Degree of difficulty
Merely spilling on stage in a pile of basketball shorts and puberty signifiers then jumping face first back from whence you came is fun the first couple times. But if you want to really hone your skills, you’ll want to start trying increasingly difficult maneuvers. Much like at a pool party, backflips, side-twists, and long-distance leaps are all good ways to impress members of the opposite sex who seek out mates based on their jumping skills and their indifference to smashing innocent music fans in the face with their knees and elbows.

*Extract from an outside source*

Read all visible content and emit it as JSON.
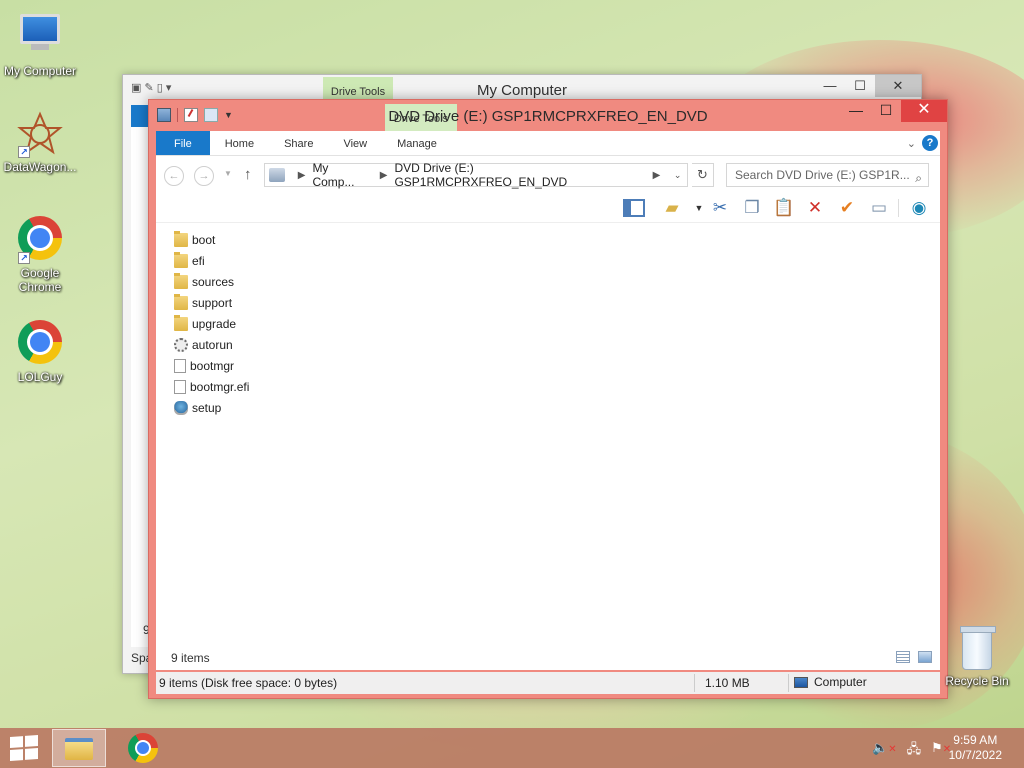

A normal person might consider it exciting to stage dive once or twice per show, feel a little rush, then settle back in to watching the band they came to see perform. But you’re not a normal person. You’re an extreme athlete practicing your downhills. How will you ever perfect your elbow-drop off the top row into some poor girl’s grill if you don’t try it at least 30 times?
You’re the star
People paid money to come see the band perform, sure, but what they really want is to see you gallumph across the stage like a baby fawn standing up for the first time. Don’t just get onstage then jump back off. This is your moment, your time to shine. Mug behind the singer. Make him or her trip over their guitar cable and have to watch you out of the side of his eye to make sure you’re not going to grab him or her from behind. The best performers are scared ones, so your stalker-in-the-spotlights routine is improving the show. Do this every single time you go onstage. Some other cool moves include running all the way across the stage to jump off the other side, that way you can make sure every section of the audience has to wipe your back sweat off their foreheads. After a while, the people in the audience will lose interest in the band and your training montage will become the dominant narrative of the show. We’re all cheering for you now. This is your gig. We’re just spectators.